O2O送客の可能性としての「交通系ICカード」
「これまでもSuicaなどのICカードの履歴は駅ビルをはじめとする商業施設のプロモーションに活用されていましたが、その多くは施設設置型。今回は固定されたデバイスから離れ、3DSという多く普及している端末に広がった点が大きいです」
こう話すのは東山氏。ゲームはダウンロードが無料で一部アイテム課金がある提供モデルで、2016年12月8日の提供開始から1月末までで40万ダウンロードを達成している。キャラクター設定画からわかるように、メインターゲット層は20代、30代の男性で、おおむね目標通りの推移だという。

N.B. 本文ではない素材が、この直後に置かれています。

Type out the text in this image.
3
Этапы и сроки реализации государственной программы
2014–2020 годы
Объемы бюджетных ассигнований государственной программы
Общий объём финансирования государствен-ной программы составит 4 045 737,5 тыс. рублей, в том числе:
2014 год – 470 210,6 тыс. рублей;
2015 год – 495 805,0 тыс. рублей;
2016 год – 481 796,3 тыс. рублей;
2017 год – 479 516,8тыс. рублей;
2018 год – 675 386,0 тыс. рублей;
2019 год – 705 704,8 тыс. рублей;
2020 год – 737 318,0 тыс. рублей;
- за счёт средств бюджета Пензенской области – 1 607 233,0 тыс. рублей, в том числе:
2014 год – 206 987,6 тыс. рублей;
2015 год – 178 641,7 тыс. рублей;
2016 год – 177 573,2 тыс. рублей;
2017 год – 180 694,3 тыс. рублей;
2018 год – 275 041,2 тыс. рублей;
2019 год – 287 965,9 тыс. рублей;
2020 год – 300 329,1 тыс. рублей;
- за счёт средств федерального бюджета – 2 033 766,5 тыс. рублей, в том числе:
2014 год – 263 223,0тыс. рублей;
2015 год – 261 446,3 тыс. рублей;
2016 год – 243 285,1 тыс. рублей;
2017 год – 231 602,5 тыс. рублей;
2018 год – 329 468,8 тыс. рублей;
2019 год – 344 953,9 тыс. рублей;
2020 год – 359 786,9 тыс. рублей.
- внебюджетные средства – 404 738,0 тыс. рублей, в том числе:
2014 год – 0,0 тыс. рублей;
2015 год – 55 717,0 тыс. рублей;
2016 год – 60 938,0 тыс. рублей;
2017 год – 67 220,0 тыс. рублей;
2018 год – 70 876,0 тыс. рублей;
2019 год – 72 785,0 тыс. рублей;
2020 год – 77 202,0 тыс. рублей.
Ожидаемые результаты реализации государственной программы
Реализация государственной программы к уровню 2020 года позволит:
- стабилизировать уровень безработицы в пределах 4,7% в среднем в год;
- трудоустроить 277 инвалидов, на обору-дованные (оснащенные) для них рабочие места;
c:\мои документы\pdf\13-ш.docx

従来からO2Oマーケティングでは位置情報の取得にGPSやBluetooth LowEnergyといったビーコンが用いられているが、東山氏らはSuicaなどの履歴データの活用を目指している。
「もちろん自分たちでもGPSなどの位置情報データを組み合わせたものもやっています。ただ、それらのデータを掛け合わせられるにせよ、『電車に乗ってかざす』というピンポイントなデータが生み出す価値、情報は大きいんです。
もちろん、購買データの深掘りはユーザーさんの同意を得なければなりませんし、『個人情報』に特定されないマスキングデータとして活用できるものを、同意を得る形で使います。将来的には、私たちが持っているデータをAPIとして提供して、使いやすい形で提供できればと思っています」(東山氏)
「O2O」という文脈では、すでにゲーム内で「アトレ秋葉原」「鉄道博物館」「西日本鉄道」らとタイアップを実施。それぞれの場所で決済や乗降した履歴をカードに残し、3DSにタッチすることで限定アイテムをもらえるキャンペーンを行った。テストマーケティングのため、それぞれ費用が発生しない形で実施したが、普段利用していない近隣住民の誘客として合意に至ったという(タイアップ一覧ページ)。
また3月1日~15日の期間限定で、JR東日本管内で展開する駅コンビニ「NewDays」の各店舗で買い物すると、買物金額と同等の「おさい銭」がもらえる。おさい銭はゲーム内の移動コストの対価として支払う通貨で、買い物と同額のおさい銭はプレイヤーにとって少なくない”おこづかい”になるだろう。